To support these effort, in Kadin opinion, an independent institution is needed for the resolution of agrarian conflicts and natural resources. This institution must be supported by the state to gain the trust of the government and all parties.
In Presidential Decree 86/2018 concerning Agrarian Reform, addressing agrarian and natural resources related conflict is stated as one of the main objectives of implementing agrarian reform. Conflicts over land and natural resources have a negative impact on various aspects of development and the business world, including affecting the business and investment climate. According to CEOWORLD Magazine which summarizes data from various sources, many factors affect the rating of foreign direct investment (FDI).
One of them is the perception of political stability. Political stability is still a big problem in Indonesia with many conflicts and land disputes at the site level. In addition, conflicts and land disputes are costs and inefficiencies that burden business actors, especially land-based businesses.
Studies conducted by CRU-IBCSD with Daemeter (2016), Perkumpulan KARSA (2017) and URDI (2019) show the magnitude of cost of conflict by companies as well as community members.

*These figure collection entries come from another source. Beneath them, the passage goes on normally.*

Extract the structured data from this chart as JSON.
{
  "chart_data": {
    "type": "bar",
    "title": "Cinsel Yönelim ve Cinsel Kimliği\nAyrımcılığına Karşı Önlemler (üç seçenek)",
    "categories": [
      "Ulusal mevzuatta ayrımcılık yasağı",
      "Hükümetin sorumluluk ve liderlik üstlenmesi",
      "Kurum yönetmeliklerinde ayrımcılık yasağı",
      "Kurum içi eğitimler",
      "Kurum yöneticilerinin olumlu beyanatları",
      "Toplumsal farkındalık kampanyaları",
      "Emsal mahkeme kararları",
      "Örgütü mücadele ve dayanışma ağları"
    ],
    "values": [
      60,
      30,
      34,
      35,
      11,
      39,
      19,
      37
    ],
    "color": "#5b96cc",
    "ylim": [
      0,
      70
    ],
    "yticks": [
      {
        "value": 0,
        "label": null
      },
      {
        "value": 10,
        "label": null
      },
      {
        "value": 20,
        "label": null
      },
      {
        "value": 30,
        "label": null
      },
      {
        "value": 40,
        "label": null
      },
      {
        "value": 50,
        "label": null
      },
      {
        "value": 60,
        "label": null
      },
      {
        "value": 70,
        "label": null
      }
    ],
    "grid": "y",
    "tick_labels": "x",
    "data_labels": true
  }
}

In a case study of several palm oil companies it is stated that the tangible costs range from Rp. 1 billion to Rp. 35 billion. Meanwhile, the intangible costs associated with the loss of investor and client confidence due to conflicts over the company’s operational disruptions are estimated at Rp85 billion – Rp127 billion. On the other hand, the conflict costs that must be borne by the community are estimated at IDR 3.4 million per head of family per month as a result of the decline in clean water quality, loss of social capital and medicinal plants.
Then why did the conflict occur? Population growth and increasing human needs while land area is fixed and limited are often cited as the root causes of conflict. Others are inconsistencies, as well as overlaps between policies and regulations, which are largely a legacy of the past.
Including conflicting land-based business permits in accordance with the provisions of the spatial and regional planning (RTRW) that have been determined without considering the reality at the existing site level. In short, conflict or dispute-free land used for land-based business investment is almost non-existent
The government and various parties have tried to address agrarian and natural resources conflicts. Several ministries/agencies (K/L) and the Presidential Staff Office as well as several district/city governments have encouraged for both structural and ad hoc conflict resolution initiatives, such as the Task Force, and others. Civil society organizations continue to intensively campaign for the importance of resolving agrarian conflicts.
In the business sector, Kadin has initiated the establishment of Conflict Resolution Unit. Multi-stakeholder organizations such as the Roundtable on Sustainable Palm Oil are also equipping themselves with Dispute Resolution Facilities. Several institutions providing mediation training and conflict mediation services have also emerged over the last decade.
Observing the magnitude of the impetus for efforts to handle agrarian conflicts, it is deemed urgent to manage inter-institutional integration and coordination in order to achieve integrated steps at the national level. The presence of an independent agrarian conflict handling agency is not only to add one more institution, but also to encourage the effectiveness and escalation of all existing initiatives and efforts from various parties.
In the end, if this matter – conflict resolution through independent institutions – can be realized, conflict management will become more effective so that it becomes a meaningful contribution to the development of the business and investment climate, due to increased international trust.
Opinion by: Shinta W. Kamdani, President of the Indonesian Business Council for Sustainable Development (IBCSD).